The Dragon with Red Eyes
- Author: Astrid Lindgren
- Original title: Draken med de röda ögonen
- Illustrator: Ilon Wikland
- Language: Swedish
- Publisher: Rabén & Sjögren
- Publication date: 1985
- Publication place: Sweden
- Published in English: 1986

= The Dragon with Red Eyes =

1985 book by Astrid Lindgren

The Dragon with Red Eyes (original title: Draken med de röda ögonen) is a children's book written by Astrid Lindgren.

== Plot ==
A brother and sister go into the pigsty to look at the little piglets that were born during the night. In the barn they do not only see the piglets, but also a small green dragon with red eyes. Since the dragon always bites his pig mother while drinking, she eventually gives him nothing. Therefore, the siblings raise the dragon. In autumn, the little dragon says goodbye to the siblings and flies into the middle of the sunset. He sings happily with a clear, bright voice.

== Background ==
In December 1953, Astrid Lindgren received a letter from two thirteen-year-old boys. They asked if she could write a little story about a dragon for their magazine Maskrerade draken (English: The Masked Dragon). Astrid Lindgren wrote The Dragon with Red Eyes and sent the story to the two boys.

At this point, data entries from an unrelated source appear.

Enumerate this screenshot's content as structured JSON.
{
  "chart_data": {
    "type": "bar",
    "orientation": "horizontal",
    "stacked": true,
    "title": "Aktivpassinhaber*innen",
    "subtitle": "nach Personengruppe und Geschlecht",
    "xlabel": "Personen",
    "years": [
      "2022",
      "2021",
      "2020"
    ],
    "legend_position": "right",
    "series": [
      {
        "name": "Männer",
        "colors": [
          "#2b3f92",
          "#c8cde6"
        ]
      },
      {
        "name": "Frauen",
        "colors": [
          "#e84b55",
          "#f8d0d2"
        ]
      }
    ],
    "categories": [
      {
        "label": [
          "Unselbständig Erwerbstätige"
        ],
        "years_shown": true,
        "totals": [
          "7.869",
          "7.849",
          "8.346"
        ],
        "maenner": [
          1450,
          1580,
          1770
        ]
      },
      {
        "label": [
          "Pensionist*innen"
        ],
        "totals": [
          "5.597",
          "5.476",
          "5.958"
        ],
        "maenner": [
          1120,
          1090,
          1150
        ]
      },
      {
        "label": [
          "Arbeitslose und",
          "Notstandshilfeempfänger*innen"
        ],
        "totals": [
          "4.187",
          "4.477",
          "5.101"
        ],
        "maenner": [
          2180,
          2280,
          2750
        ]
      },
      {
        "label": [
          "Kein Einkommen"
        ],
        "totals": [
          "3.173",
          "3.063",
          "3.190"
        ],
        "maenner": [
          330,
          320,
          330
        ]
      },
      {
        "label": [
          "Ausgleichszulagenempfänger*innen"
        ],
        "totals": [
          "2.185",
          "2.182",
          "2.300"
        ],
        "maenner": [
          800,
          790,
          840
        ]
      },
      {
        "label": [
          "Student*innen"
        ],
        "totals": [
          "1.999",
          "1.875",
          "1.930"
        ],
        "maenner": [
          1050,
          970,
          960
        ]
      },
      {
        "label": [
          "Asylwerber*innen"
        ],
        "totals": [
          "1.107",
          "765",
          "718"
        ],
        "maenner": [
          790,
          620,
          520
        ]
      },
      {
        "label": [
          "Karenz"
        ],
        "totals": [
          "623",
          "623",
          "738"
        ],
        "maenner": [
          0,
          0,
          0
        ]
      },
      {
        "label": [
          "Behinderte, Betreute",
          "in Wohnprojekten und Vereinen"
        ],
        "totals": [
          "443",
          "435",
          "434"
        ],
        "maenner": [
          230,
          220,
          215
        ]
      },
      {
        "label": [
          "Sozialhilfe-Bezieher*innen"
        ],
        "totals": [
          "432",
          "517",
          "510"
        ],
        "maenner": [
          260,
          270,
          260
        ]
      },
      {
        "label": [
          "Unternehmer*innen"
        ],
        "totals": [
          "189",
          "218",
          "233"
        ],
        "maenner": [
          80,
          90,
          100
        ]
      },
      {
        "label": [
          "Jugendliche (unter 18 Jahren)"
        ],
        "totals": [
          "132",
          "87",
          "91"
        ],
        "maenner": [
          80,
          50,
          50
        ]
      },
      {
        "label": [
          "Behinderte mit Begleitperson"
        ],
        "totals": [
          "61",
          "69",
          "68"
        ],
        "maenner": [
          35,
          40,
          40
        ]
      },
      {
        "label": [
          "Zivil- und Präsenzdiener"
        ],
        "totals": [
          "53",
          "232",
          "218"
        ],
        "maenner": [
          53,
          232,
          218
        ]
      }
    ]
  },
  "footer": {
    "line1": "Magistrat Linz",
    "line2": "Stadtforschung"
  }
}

In 1985 the story was published as a picture book by Rabén & Sjögren with illustrations by Ilon Wikland. Furthermore a set of three stamps with Ilon Wikland's illustration of the dragon were released in Sweden. The English edition was published in 1986.

In 2013 a theatre play of the book was created in Germany. The theatre play was 40 minutes long and directed by Margrit Gysin.

== Analysis ==
Louise D'Arcens and Andrew Lynch believe that the story of Astrid Lindgren deals with the loss of childhood. Because of that the story is told from an adult's perspective. The adult remembered the time when she was a child. There is no adult figure in the story of her childhood. One day the dragon says goodbye. The adults remember that she only cried that day and couldn't read any story in the evening. With the following quote, the adults remembers the end of her childhood: "On the 2nd of October every year I think of my childhood dragon. For it was on a second October that he disappeared".

The feeling of loss caused by the farewell and departure of the dragon put an end to the joys of imagination and lead to a disenchanted world that leaves no room for dragons, so that only the memory remains. Thus, the loss of childhood is mourned, which is represented by a division between past and future, premodern and modern, child and adult.

According to Gabriele Cromme the book shows that feminine loving care and empathy also includes to be able to let go.

== Reception ==
Mirjam Zimmermann and Christian Butt believe it is a great book to be used for lessons in school. Teachers could use it to speak with the children about grief and taking the leave of someone or something.